Even when there was no particular emphasis on cost, and trained scientists were involved bad things have happened. When cost becomes the key motivating factor; do the odds improve or get worse?
Then there's decommissioning. When private companies are responsible for operation and clean up I have a guarantee for you. When the reactor is operating at a profit, those profits will go to the shareholders. When the reactor becomes loss making; during decommissioning, or after an accident; I'm prepared to bet that the company operating the reactor will file for bankruptcy. So, who gets to pay the bills then? That'll be us, the taxpayer.
So, what we have is something that'll be a potential hazard throughout it's lifecycle; and then will cost us billions to tidy up. Those billions will come from our taxes.
Still sounding like a great idea? Ahh, you're a shareholder; sorry ;)
RE: I love it when people say...
Ah, the irony.
Someone spouting off about what they know not and kidding on they're one of the cognoscenti.
Tritium. Even rarer, but still a lot of it.
Fusion reactor, with Lithium shell around. Lithium is so easy to get that we make batteries out of it.
Tritium gives excellent energy conversion with the temperatures we can manage in a tokamak (much lower than the solar core) and releases neutrons.
Neutrons hit lithium and the product is.... tritium!
There *are* engineering problems but your four points are neutered badly if you consider the above real-life example.
"fusion, the same process that powers the sun, involves no carbon emissions, no troublesome wastes and no finite resources. The only fuel needed would be isotopes of hydrogen, the most common element in the universe, easily extracted from water."

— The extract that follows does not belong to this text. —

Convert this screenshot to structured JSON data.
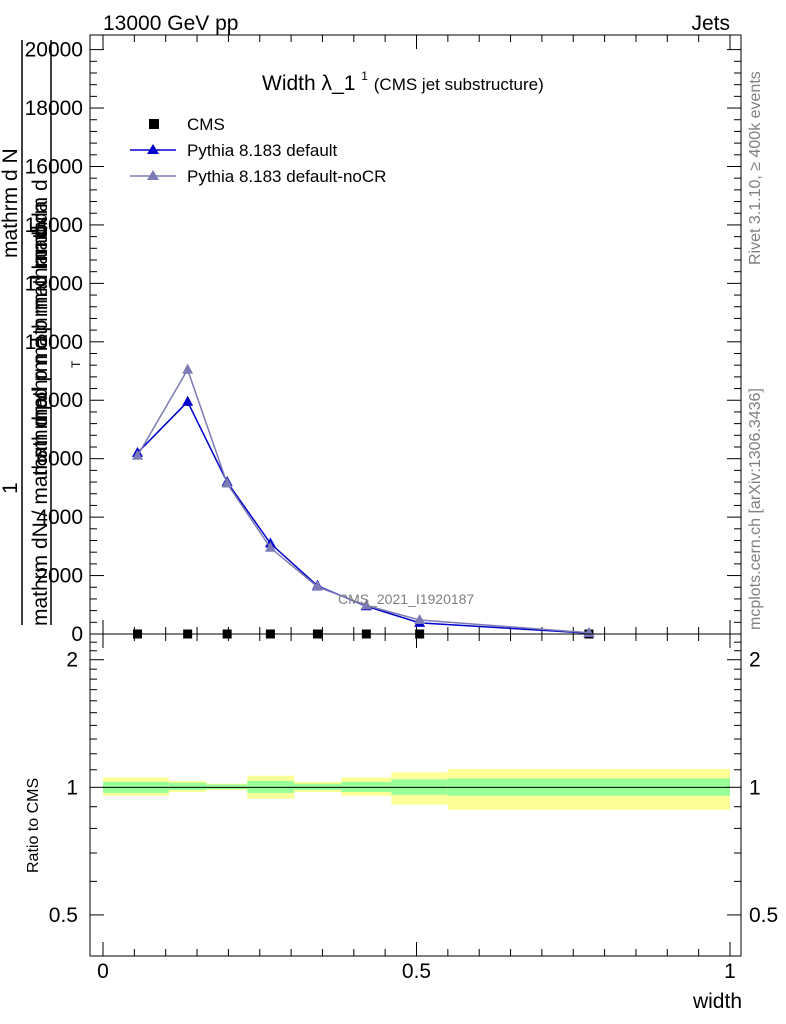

Since you're obviously talking about Deuterium fusion, you're wrong. This generates neutrons which make the reactor radioactive. Radioactive reactor stuff is troublesome waste. IIRC there will also be some radioactive and highly toxic Tritium produced.
Deuterium is also a finite resource.
These problems are greatly less than they are for fission power, but your fanboyish claim that they go away entirely is just wrong.
You're spot on about the lack of carbon emissions though.